Sankey for Energy Flows in Spain

One type of Sankey diagram layout seems to get popular recently. A representation of national energy flows of a country with the energy carriers on the left side (source), and the consumption sectors on the right side (sink). The Sankey flows in between show how energy from these sources are consumed and in which sector. Wasted energy is shown, and the overall energy (in)efficient use of primary energy is made clear with such a Sankey diagram.

I just discovered the energy flow diagram for Spain for 2006 on Joan Vila’s blog.

Unfortunately I don’t speak Catalán (well, I learned that “blog” is “bloc” in Catalán!), and the image quality isn’t very good. You can see nuclear, natural gas, coal (“carbó”) and crude oil (“petroll”), as well as hydro an wind (the two green lines) on the left side. The top box on the right side that takes the big red Sankey arrow for losses from electricity generation (“pérdues”). The others are the use sectors transport, industry, and domestic / services / agriculture. Vila calculates an efficiency of 38,2% for the electric power generation.

Joan advocates Sankey diagrams for visualizing and being able to better understand the issue. He says, that you won’t understand many things about what’s going on, if you don’t study this [kind of] diagram (“No entendrem moltes coses sobre el que passa si no estudiem aquest diagrama.”).

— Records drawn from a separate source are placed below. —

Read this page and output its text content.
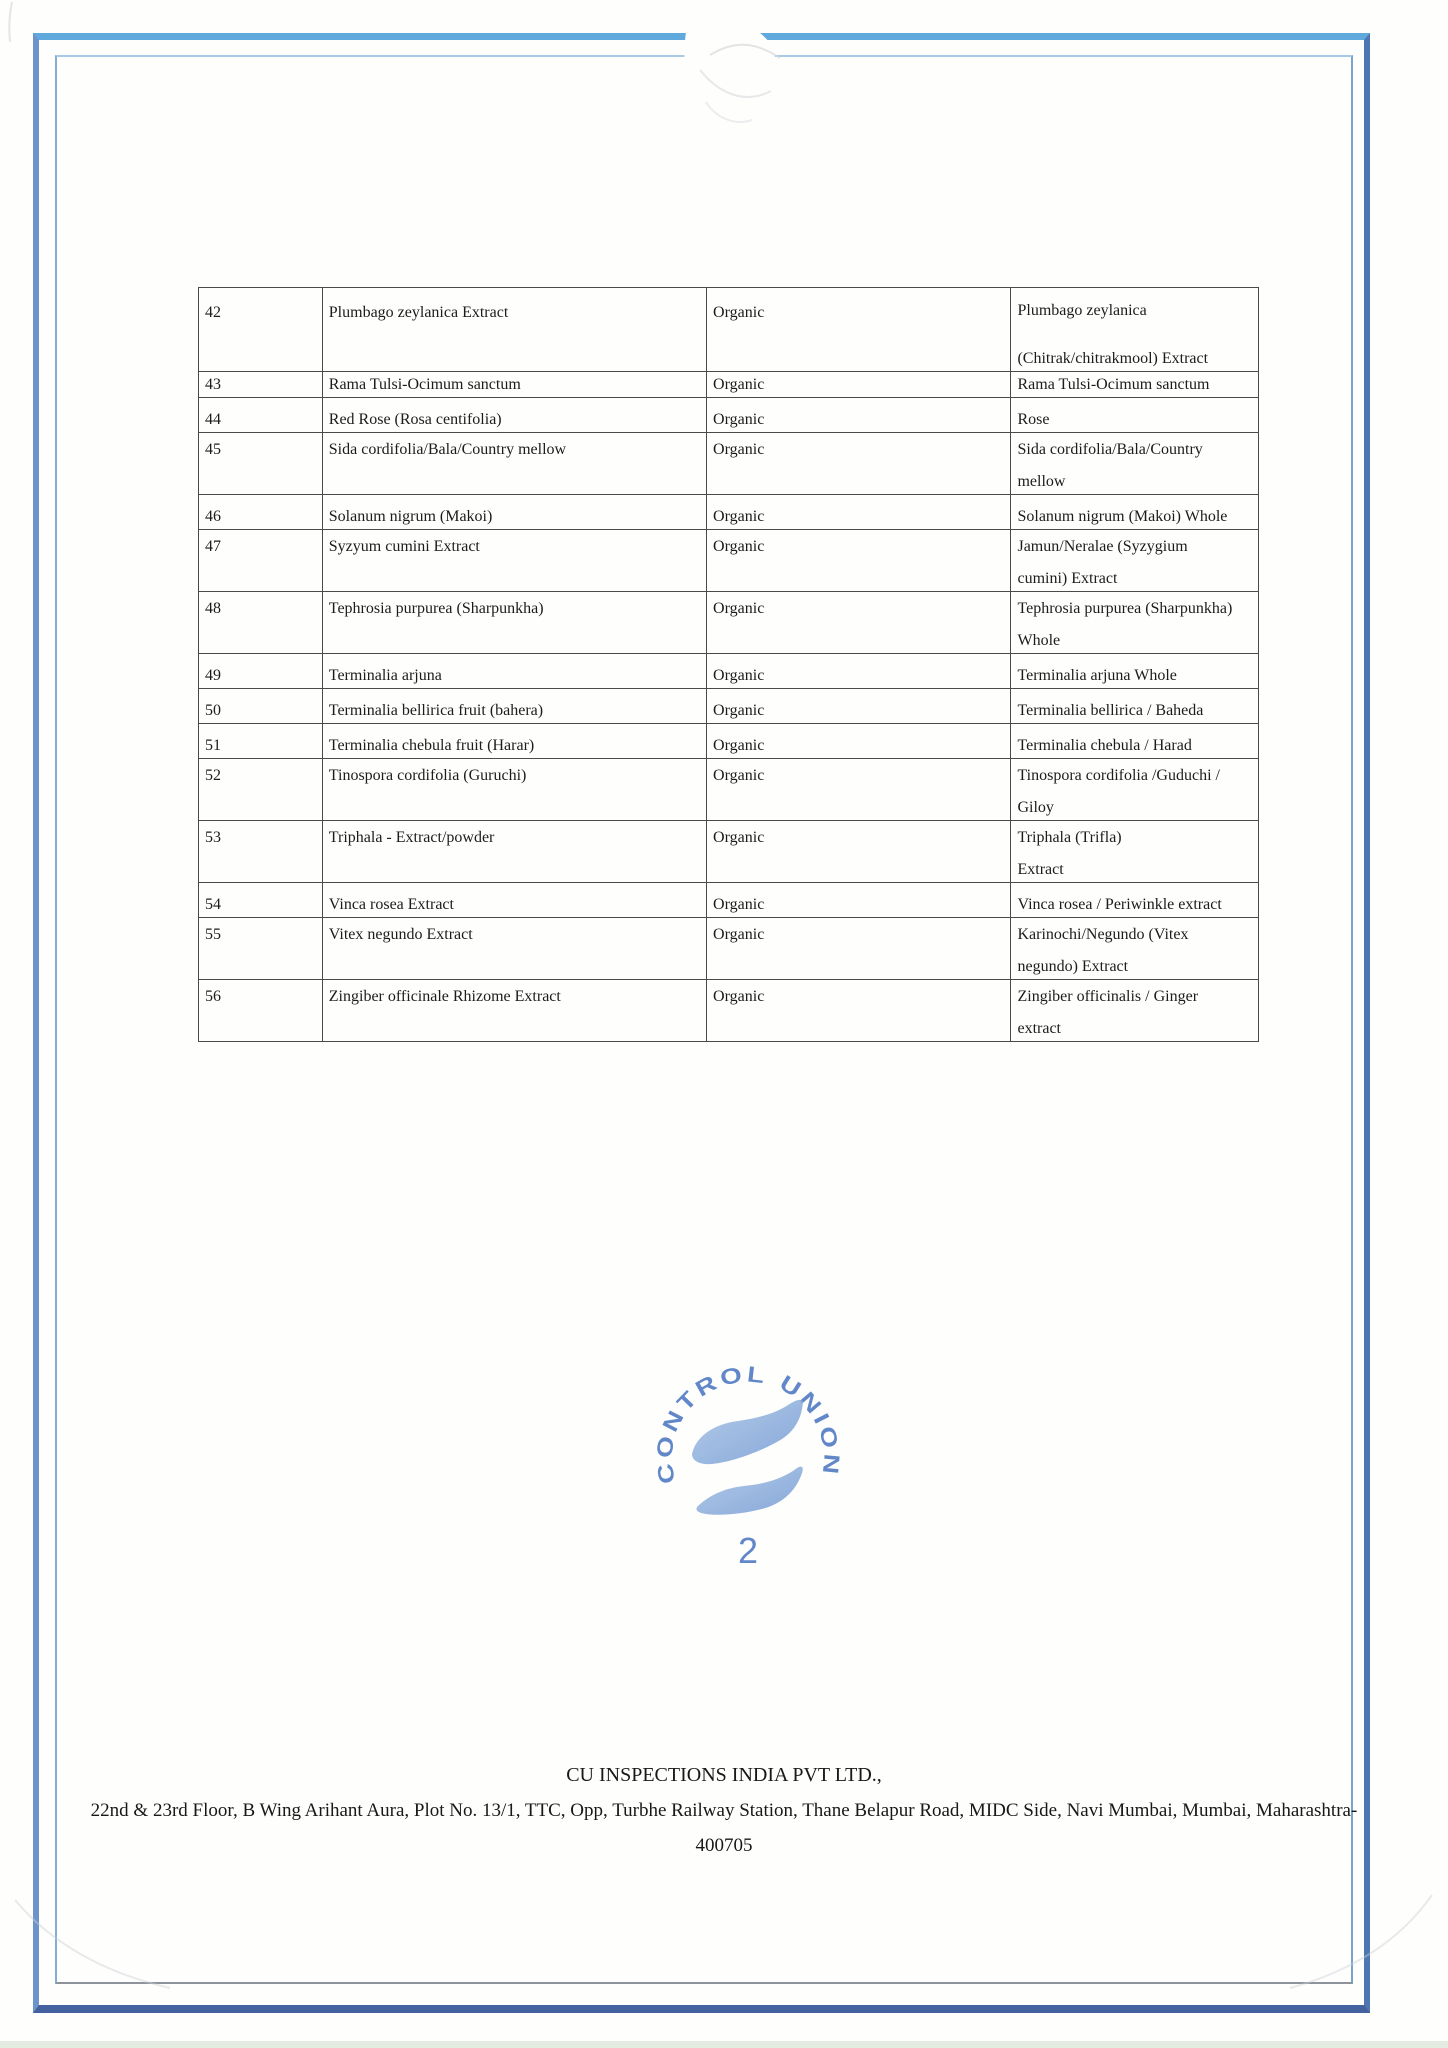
42	Plumbago zeylanica Extract	Organic	Plumbago zeylanica
(Chitrak/chitrakmool) Extract
43	Rama Tulsi-Ocimum sanctum	Organic	Rama Tulsi-Ocimum sanctum
44	Red Rose (Rosa centifolia)	Organic	Rose
45	Sida cordifolia/Bala/Country mellow	Organic	Sida cordifolia/Bala/Country
mellow
46	Solanum nigrum (Makoi)	Organic	Solanum nigrum (Makoi) Whole
47	Syzyum cumini Extract	Organic	Jamun/Neralae (Syzygium
cumini) Extract
48	Tephrosia purpurea (Sharpunkha)	Organic	Tephrosia purpurea (Sharpunkha)
Whole
49	Terminalia arjuna	Organic	Terminalia arjuna Whole
50	Terminalia bellirica fruit (bahera)	Organic	Terminalia bellirica / Baheda
51	Terminalia chebula fruit (Harar)	Organic	Terminalia chebula / Harad
52	Tinospora cordifolia (Guruchi)	Organic	Tinospora cordifolia /Guduchi /
Giloy
53	Triphala - Extract/powder	Organic	Triphala (Trifla)
Extract
54	Vinca rosea Extract	Organic	Vinca rosea / Periwinkle extract
55	Vitex negundo Extract	Organic	Karinochi/Negundo (Vitex
negundo) Extract
56	Zingiber officinale Rhizome Extract	Organic	Zingiber officinalis / Ginger
extract
CONTROL UNION
2
CU INSPECTIONS INDIA PVT LTD.,
22nd & 23rd Floor, B Wing Arihant Aura, Plot No. 13/1, TTC, Opp, Turbhe Railway Station, Thane Belapur Road, MIDC Side, Navi Mumbai, Mumbai, Maharashtra-
400705
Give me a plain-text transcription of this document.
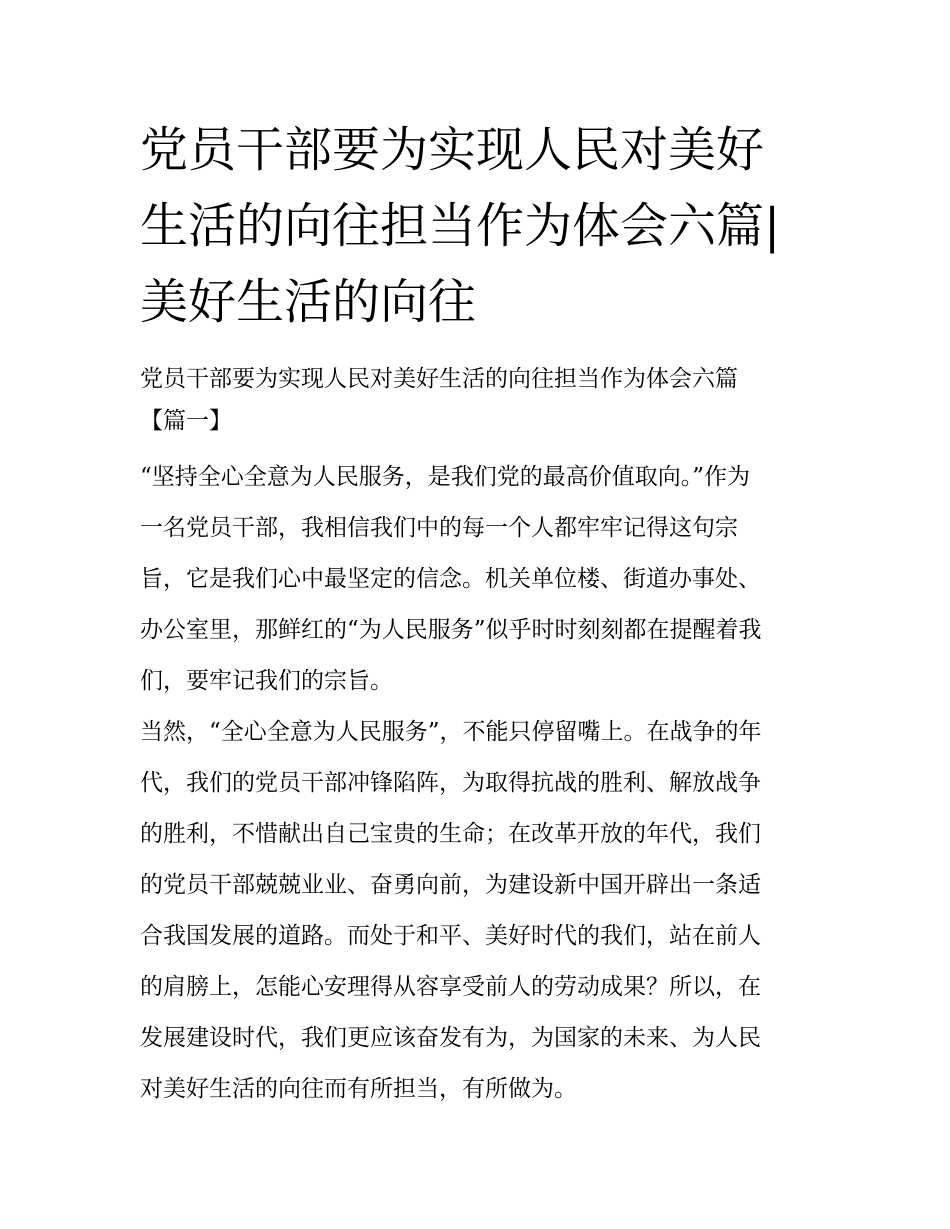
党员干部要为实现人民对美好
生活的向往担当作为体会六篇|
美好生活的向往

党员干部要为实现人民对美好生活的向往担当作为体会六篇

【篇一】

“坚持全心全意为人民服务，是我们党的最高价值取向。”作为
一名党员干部，我相信我们中的每一个人都牢牢记得这句宗
旨，它是我们心中最坚定的信念。机关单位楼、街道办事处、
办公室里，那鲜红的“为人民服务”似乎时时刻刻都在提醒着我
们，要牢记我们的宗旨。

当然，“全心全意为人民服务”，不能只停留嘴上。在战争的年
代，我们的党员干部冲锋陷阵，为取得抗战的胜利、解放战争
的胜利，不惜献出自己宝贵的生命；在改革开放的年代，我们
的党员干部兢兢业业、奋勇向前，为建设新中国开辟出一条适
合我国发展的道路。而处于和平、美好时代的我们，站在前人
的肩膀上，怎能心安理得从容享受前人的劳动成果？所以，在
发展建设时代，我们更应该奋发有为，为国家的未来、为人民
对美好生活的向往而有所担当，有所做为。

Check out simiular diagrams for Japan, Scotland, Ireland, Canada, United States.

3 Comments

  1. phineas says:

    In a thread which discusses this type of diagrams on “The Oil Drum” (http://europe.theoildrum.com/node/4488), a commentor (Realist, on Sep 5, 2008) writes:
    “Deceptive graph! Why show losses for electric power generation and not transportation? The heat losses from the internal combustion engine in most transport is 70-80%.”